Las limusinas de siete metros de largo y vidrios ahumados transportaban a los conocidos y desconocidos de siempre. Las prostitutas en minifaldas sucintas, botas de plástico hasta la rodilla y pelucas baratas se paseaban indolentes. Algunos negros ofrecían a buen precio relojes robados. Borrachos tumbados en el suelo pedían un dólar. Matones, rufianes, rateros, policías de civil y alcahuetes de la mafia, igualitos en cuerpo y alma, esperaban la ocasión de intervenir. Cecilia miraba todo como si se paseara en un parque de tracciones, desbordante de alegría, sonriente, como si acabara de ganarse un osito de peluche embocando argollas en el cuello de los patos de plástico, porque la ciudad era un calidoscopio infinito, porque se había librado de un psicópata y estaba segura de que una buena estrella la protegía. Esa noche era un sueño regalado por un gran hipnotizador y no se quería dormir para no tener que despertarse. Entonces no se acostaría, se quedaría levantada y vería salir el sol sobre el río. Caminó hacia ninguna parte, sin importarle la brisa que se había levantado y le enredaba el pelo y le enfriaba la cara; sin oír las sirenas de los bomberos, la policía y las ambulancias; sin ver a los vagabundos con una botella de vino barato dentro de una bolsa de papel marrón que se le acercaban tambaleantes para pedirle dinero, ni a los vagabundos que buscaban latas vacías y restos de comida, ni a los vagabundos dormidos bajo casillas improvisadas con cajas de cartón. Junto a la montaña de bolsas de basura que había al fondo de esa calle lateral en tinieblas, vio una agitación de siluetas pequeñas y ágiles. Primero pensó que eran perros y después vio que eran ratas, pero no sintió miedo. La Cecilia del miedo a flor de piel había desaparecido.

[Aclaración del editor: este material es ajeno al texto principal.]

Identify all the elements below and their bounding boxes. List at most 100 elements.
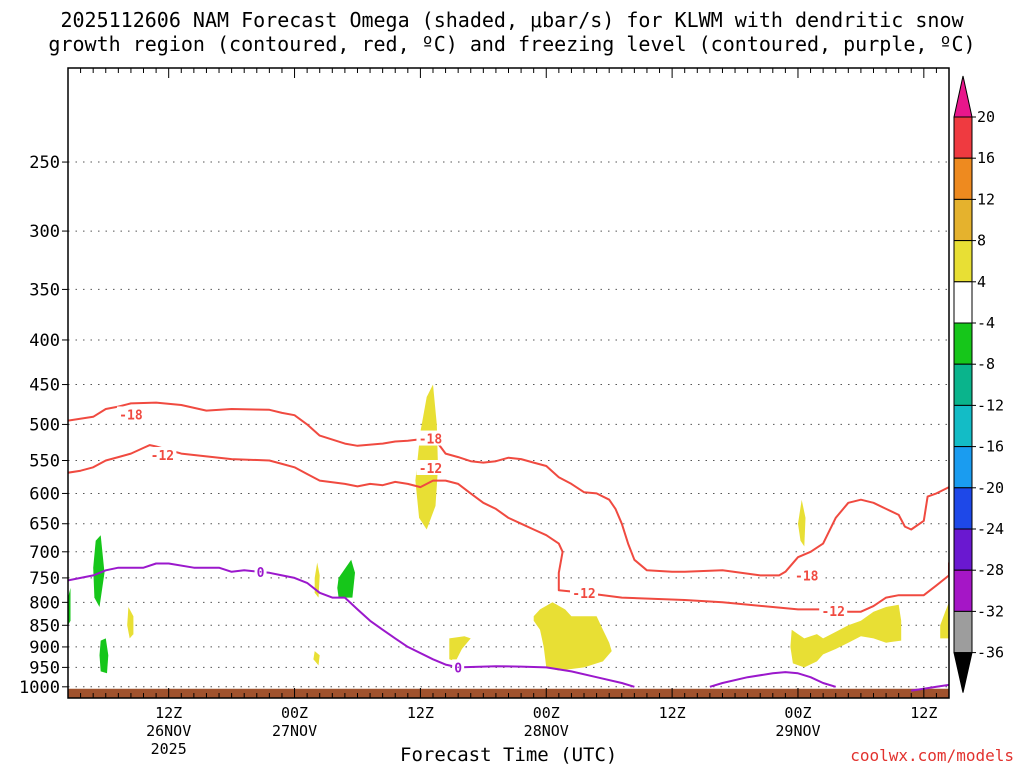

Aquella Cecilia no era esta Cecilia. Esta tenía una clara sensación de poder, de seguridad. Caminó y caminó,hacia el sur y sin rastros de miedo. Deambulando por las callejas sinuosas y solitarias de un barrio con casitas bajas de ladrillos rojos y verjas de hierro que estaban a un siglo de distancia de los rascacielos de vidrio y acero, sintió que su cuerpo se dilataba, ocupaba más y más espacio y a la vez se volvía más y más ligero, que el tiempo dejaba de existir; el tiempo que ella había conocido hasta entonces quedaba abolido y comenzaba otro nuevo. La sensación de poder se transformó en sensación de omnipotencia, de invulnerabilidad.
Su cabeza no pesaba; su mente podía conversar con los ángeles; sus manos podían tocar las manos de la multitud de seres invisibles que estaban allí para protegerla, enseñarle el camino, guiarla. Y después vino la voz, esa voz, tan suave, acariciadora, celestial, que le revelaba el gran misterio; sí, hay un momento en el que se empieza a vivir, cada uno tiene su momento; si doblas esa esquina no podrás volver nunca más hacia atrás, nunca más, ha llegado tu momento. Arrastrando los pies, Cecilia dobló la esquina, se apoyó contra la pared y se dejó caer hasta el suelo. Estaba extenuada.